I guarantee that the previous inhabitant of the spot next to the soda machine was some sweet and unsweet tea, or other juice, uncaffeinated.

It's really just an attempt to make a product unexpectedly more addictive to increase their sandwich sales. They thought slapping the miligrams on the box could shift their legal liability to the consumer - that maybe a judge will rule that people just have a responsibility to understand caffeine dosages before having a lemonade with their shitty sandwich. Maybe they'll be right

[-] LaGG_3@hexbear.net 29 points 11 months ago

sorry but its absolutely on the consumer if you're killing yourself drinking 500mg of caffeine in a lemonade or giving a 5 year old a 'death' chip.

ancap-good

[-] abc@hexbear.net 3 points 11 months ago
[-] charly4994@hexbear.net 16 points 11 months ago

There's too much information required for everyone to make perfect decisions at all times and there's a reason we put warnings on things as a result. Some of it is really fucking obvious that you shouldn't do, some of it isn't. We put on acetaminophen that you shouldn't take more than 3g a day and most boxes/bottles explicitly state no more than x pills every x hours based on the dosage of the pills. What about the people that bought loose caffeine powder to manually add it to things they make like protein smoothies that when not given a scoop in the container put too much caffeine in and end up dying? The world wants caveat emptor to the end of the earth when in reality half this shit is dangerous off the factory line.

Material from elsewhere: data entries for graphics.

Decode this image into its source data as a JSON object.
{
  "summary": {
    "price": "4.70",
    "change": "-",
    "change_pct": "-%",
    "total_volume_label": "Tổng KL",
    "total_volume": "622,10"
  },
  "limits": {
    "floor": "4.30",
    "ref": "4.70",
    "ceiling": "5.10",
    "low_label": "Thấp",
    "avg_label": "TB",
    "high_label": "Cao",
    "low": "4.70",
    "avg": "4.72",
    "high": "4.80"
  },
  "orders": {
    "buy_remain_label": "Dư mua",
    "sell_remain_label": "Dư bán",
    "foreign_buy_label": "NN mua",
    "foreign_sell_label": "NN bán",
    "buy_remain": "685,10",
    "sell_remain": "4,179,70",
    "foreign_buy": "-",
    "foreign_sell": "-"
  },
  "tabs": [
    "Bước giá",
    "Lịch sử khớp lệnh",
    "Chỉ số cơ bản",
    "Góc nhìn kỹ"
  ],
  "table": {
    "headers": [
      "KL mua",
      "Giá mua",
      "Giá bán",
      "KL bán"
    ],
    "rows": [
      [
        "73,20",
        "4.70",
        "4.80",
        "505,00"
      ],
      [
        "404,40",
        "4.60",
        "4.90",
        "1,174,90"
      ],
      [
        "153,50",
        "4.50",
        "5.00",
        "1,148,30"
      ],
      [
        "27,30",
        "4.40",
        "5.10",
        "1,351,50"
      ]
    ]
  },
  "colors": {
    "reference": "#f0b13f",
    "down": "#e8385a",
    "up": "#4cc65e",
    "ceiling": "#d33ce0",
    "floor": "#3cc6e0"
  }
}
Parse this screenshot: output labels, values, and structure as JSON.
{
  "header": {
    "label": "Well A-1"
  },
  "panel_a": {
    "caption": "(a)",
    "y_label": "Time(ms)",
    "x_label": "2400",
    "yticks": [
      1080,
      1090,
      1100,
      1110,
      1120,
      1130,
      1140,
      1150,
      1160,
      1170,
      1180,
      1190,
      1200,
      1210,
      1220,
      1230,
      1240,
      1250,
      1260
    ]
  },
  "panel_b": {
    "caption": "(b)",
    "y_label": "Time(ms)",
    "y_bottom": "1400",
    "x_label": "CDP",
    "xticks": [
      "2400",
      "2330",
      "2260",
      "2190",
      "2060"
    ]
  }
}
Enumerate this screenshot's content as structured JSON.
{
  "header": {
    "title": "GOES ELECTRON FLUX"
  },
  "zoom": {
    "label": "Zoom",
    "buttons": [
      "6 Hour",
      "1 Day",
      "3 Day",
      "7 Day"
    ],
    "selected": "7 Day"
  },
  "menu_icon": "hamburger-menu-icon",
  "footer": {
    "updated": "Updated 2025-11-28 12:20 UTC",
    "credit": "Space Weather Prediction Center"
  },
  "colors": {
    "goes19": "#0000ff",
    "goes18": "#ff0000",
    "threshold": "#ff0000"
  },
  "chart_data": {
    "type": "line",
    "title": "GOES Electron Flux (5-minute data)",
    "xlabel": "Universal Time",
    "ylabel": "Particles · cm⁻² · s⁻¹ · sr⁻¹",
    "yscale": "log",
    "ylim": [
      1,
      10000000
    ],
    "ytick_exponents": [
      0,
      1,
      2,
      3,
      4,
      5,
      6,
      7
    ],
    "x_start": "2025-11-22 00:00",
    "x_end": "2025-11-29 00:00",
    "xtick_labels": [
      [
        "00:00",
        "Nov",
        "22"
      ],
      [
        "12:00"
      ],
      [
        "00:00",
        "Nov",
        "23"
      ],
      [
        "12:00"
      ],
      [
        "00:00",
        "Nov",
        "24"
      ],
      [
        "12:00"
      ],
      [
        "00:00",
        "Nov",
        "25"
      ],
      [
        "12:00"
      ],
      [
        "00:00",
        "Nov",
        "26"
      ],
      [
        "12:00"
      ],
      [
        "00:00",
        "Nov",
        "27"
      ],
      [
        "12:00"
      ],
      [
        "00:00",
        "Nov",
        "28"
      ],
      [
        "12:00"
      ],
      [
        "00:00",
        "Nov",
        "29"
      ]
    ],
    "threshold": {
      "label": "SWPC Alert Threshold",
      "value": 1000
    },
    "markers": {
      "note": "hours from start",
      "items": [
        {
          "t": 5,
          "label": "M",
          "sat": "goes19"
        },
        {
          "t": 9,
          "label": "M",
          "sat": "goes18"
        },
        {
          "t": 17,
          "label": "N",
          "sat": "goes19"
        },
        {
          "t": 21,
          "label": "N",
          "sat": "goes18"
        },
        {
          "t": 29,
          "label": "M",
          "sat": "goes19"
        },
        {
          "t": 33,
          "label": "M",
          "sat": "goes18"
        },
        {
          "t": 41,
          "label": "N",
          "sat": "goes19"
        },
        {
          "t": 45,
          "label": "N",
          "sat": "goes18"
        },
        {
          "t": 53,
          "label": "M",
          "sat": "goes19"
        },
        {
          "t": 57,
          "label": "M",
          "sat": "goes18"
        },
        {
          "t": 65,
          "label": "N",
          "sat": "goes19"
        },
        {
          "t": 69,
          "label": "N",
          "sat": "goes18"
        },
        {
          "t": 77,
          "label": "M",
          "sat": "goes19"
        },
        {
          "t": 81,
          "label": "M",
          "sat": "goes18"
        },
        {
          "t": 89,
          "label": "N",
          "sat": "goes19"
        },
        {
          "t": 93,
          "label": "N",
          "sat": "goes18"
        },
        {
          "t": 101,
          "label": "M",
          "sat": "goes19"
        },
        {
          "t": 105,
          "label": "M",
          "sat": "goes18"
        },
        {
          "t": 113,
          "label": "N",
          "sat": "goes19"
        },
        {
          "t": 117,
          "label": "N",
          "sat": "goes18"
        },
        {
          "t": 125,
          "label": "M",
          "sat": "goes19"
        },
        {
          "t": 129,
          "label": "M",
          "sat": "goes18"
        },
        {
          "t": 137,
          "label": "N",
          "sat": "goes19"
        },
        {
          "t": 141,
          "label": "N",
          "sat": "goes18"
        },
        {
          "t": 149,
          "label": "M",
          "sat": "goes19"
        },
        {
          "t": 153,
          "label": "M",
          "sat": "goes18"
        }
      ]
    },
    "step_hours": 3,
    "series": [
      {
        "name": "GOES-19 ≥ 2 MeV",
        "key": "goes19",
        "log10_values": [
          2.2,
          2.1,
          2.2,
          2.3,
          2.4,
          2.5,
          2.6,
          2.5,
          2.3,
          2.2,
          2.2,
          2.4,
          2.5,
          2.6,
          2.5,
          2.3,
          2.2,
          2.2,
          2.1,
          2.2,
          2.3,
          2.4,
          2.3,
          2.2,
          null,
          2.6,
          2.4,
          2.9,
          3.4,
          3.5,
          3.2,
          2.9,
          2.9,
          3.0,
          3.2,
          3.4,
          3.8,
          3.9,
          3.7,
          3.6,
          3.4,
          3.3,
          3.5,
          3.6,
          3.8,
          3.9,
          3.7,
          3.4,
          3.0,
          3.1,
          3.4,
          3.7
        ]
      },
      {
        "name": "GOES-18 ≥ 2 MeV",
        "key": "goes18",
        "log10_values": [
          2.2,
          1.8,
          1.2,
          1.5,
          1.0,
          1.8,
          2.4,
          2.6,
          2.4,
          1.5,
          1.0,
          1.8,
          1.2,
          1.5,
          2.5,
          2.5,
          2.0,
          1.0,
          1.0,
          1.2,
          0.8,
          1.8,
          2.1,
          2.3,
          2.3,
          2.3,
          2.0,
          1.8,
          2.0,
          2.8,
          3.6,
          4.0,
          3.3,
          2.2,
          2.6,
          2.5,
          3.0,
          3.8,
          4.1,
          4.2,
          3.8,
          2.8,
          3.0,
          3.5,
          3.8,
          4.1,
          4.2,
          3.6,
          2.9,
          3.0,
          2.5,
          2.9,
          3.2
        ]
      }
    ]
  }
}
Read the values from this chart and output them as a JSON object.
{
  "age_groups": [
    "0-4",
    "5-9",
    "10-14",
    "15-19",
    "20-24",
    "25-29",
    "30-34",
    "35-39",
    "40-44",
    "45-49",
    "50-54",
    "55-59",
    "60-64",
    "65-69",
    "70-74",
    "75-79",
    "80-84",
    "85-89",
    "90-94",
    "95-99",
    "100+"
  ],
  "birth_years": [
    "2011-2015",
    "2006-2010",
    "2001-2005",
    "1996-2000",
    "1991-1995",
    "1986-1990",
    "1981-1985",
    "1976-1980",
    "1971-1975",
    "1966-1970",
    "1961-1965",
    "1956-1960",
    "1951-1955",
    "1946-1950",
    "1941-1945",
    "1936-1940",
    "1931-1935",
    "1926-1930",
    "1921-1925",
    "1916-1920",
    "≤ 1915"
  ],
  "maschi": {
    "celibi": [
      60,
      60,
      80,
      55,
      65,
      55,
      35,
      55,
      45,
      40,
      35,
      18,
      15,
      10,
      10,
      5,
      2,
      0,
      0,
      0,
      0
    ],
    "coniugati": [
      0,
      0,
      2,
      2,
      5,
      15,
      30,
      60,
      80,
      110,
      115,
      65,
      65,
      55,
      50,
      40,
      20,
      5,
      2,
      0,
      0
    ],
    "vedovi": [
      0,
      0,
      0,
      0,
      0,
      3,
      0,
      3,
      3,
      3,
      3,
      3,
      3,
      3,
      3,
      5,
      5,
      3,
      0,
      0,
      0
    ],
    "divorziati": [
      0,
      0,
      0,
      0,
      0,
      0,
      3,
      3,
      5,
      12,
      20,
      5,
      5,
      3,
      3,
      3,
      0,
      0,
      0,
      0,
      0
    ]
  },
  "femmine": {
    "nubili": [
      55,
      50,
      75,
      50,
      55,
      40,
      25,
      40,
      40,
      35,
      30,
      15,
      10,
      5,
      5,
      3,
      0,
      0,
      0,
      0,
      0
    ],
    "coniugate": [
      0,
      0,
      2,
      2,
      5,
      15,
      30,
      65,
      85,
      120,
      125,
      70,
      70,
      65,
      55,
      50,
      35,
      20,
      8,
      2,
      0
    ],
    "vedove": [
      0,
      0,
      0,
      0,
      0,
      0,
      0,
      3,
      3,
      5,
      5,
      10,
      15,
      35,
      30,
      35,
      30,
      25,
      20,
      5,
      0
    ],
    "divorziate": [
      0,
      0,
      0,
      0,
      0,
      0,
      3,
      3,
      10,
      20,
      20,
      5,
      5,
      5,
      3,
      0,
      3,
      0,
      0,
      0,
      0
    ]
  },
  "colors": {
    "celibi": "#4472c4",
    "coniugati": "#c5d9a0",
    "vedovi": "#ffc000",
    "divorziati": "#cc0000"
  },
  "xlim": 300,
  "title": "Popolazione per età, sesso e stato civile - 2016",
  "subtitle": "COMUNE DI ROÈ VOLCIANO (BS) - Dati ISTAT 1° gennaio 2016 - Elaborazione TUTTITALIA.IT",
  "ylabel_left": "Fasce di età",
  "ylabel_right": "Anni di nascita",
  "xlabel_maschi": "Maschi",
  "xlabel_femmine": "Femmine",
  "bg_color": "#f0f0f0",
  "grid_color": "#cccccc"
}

How about HFCS? It's in fucking everything in the US, you can't escape that corny goodness. It's not healthy, but it won't kill you in a day, is it the "consumer's" fault that they got life long diseases due to not knowing enough to pick better options or rather, didn't have better options even available?

They're killing enough of us already, we don't need to carry water for them.